Navigating the Dimensions of Female Cancer Experience and the Embodiment of Social Inequality in Tonga



Patricia Fifita (University of Hawai'i-Manoa)


Drawing upon the intersections of gender, class, and health, this paper focuses on growing cancer health disparities in the Pacific through the lens of female cancer experience in the Kingdom of Tonga. Although multiple factors contribute to the increasing prevalence of cancer, breast cancer mortality rates in Tonga are disproportionately high primarily due to the late presentation of the disease. Using an intersectional and culturally grounded approach, this paper examines a collection of cancer illness narratives to explore how Tongan women, who have limited access to resources, navigate various obstacles and pathways to obtain proper health care and treatment for cancer. Reaching beyond a typical structural inequality analysis, I argue that cancer illness narratives give voice to a more nuanced and complex range of issues and experiences of inequality and suffering that are often silenced by stigma and shame and overlooked in public health studies. This paper will demonstrate how the collection of and re-telling of illness narratives can be a powerful tool for Tongan women in redefining personal subjectivity and confronting a wide range of structural asymmetries locally and globally. The different ways in which women of varying social class standing experience and navigate treatment for cancer reflects a profoundly complex embodiment of health and social inequality.

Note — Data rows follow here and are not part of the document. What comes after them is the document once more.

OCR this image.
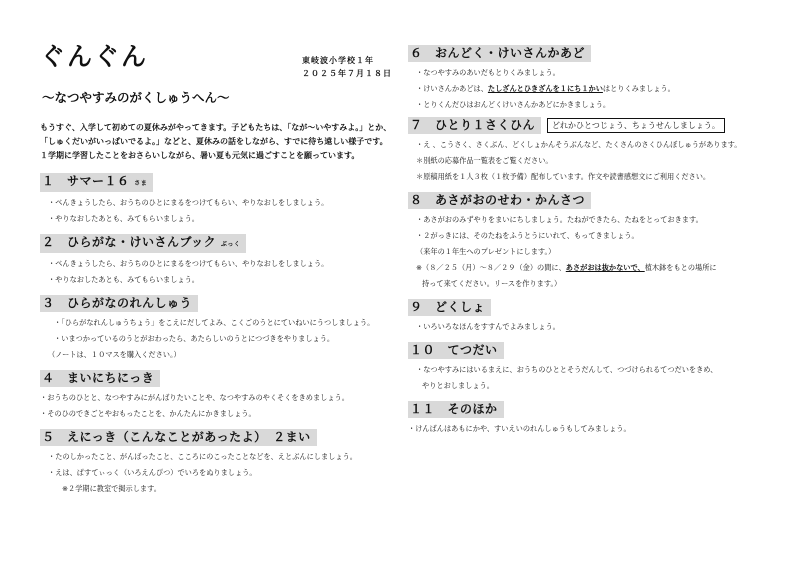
ぐんぐん	東岐波小学校１年
２０２５年７月１８日
～なつやすみのがくしゅうへん～
もうすぐ、入学して初めての夏休みがやってきます。子どもたちは、「なが～いやすみよ。」とか、「しゅくだいがいっぱいでるよ。」などと、夏休みの話をしながら、すでに待ち遠しい様子です。１学期に学習したことをおさらいしながら、暑い夏も元気に過ごすことを願っています。
１　サマー１６ さま
・べんきょうしたら、おうちのひとにまるをつけてもらい、やりなおしをしましょう。
・やりなおしたあとも、みてもらいましょう。
２　ひらがな・けいさんブック ぶっく
・べんきょうしたら、おうちのひとにまるをつけてもらい、やりなおしをしましょう。
・やりなおしたあとも、みてもらいましょう。
３　ひらがなのれんしゅう
・「ひらがなれんしゅうちょう」をこえにだしてよみ、こくごのうとにていねいにうつしましょう。
・いまつかっているのうとがおわったら、あたらしいのうとにつづきをやりましょう。
（ノートは、１０マスを購入ください。）
４　まいにちにっき
・おうちのひとと、なつやすみにがんばりたいことや、なつやすみのやくそくをきめましょう。
・そのひのできごとやおもったことを、かんたんにかきましょう。
５　えにっき（こんなことがあったよ）　２まい
・たのしかったこと、がんばったこと、こころにのこったことなどを、えとぶんにしましょう。
・えは、ぱすてぃっく（いろえんぴつ）でいろをぬりましょう。
※２学期に教室で掲示します。
６　おんどく・けいさんかあど
・なつやすみのあいだもとりくみましょう。
・けいさんかあどは、たしざんとひきざんを１にち１かいはとりくみましょう。
・とりくんだひはおんどくけいさんかあどにかきましょう。
７　ひとり１さくひん	どれかひとつじょう、ちょうせんしましょう。
・え 、こうさく、さくぶん、どくしょかんそうぶんなど、たくさんのさくひんぼしゅうがあります。
＊別紙の応募作品一覧表をご覧ください。
＊原稿用紙を１人３枚（１枚予備）配布しています。作文や読書感想文にご利用ください。
８　あさがおのせわ・かんさつ
・あさがおのみずやりをまいにちしましょう。たねができたら、たねをとっておきます。
・２がっきには、そのたねをふうとうにいれて、もってきましょう。
（来年の１年生へのプレゼントにします。）
※（８／２５（月）～８／２９（金）の間に、あさがおは抜かないで、植木鉢をもとの場所に
持って来てください。リースを作ります。）
９　どくしょ
・いろいろなほんをすすんでよみましょう。
１０　てつだい
・なつやすみにはいるまえに、おうちのひととそうだんして、つづけられるてつだいをきめ、
やりとおしましょう。
１１　そのほか
・けんばんはあもにかや、すいえいのれんしゅうもしてみましょう。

Problems of Faith: Vegetables, Healthy Diets and Pentecostal Healing



Jessica Hardin (Pacific University)


In the Samoan islands there has been a steady rise of cardiometabolic disorders since the 1950s and has been a site of over 30 years of epidemiological research, which have led to public interventions developed from this research base. Health promotion materials are ubiquitous, encouraging eating less and exercising more, stressing the importance of eating a vegetable-based diet and embracing planation labor as a form of fitness. All of these messages locate responsibility in a choice-model of health. Samoan public health, in an effort develop community-engagement, positions churches as partners or sites for “culturally appropriate” health promotion. However, Pentecostal churches are not considered ‘culturally appropriate” sites for this delivery, and yet, Pentecostals have a critical position on the so-called NCD epidemic. Drawing attention to the relationship between the social world and the spirit, Pentecostals brings into focus multiple and flexible etiologies derived from the basic logic that environments and relationships permeate the body in ways that create sickness and health. Instead of blaming individuals, Pentecostals talked about social barriers to health, in turn transforming the problem of food, fat, and fitness into a problem of faith. Through Pentecostal healing, Pentecostals came to identify their source of suffering in the social world where relationships—social, structural, economic—penetrated the body. Bringing together distinct anthropological ways of approaching illness—from the anthropology of Christianity and medical anthropology—shows the creative ways that structural limitations are negotiated by those living with cardiometabolic disorders.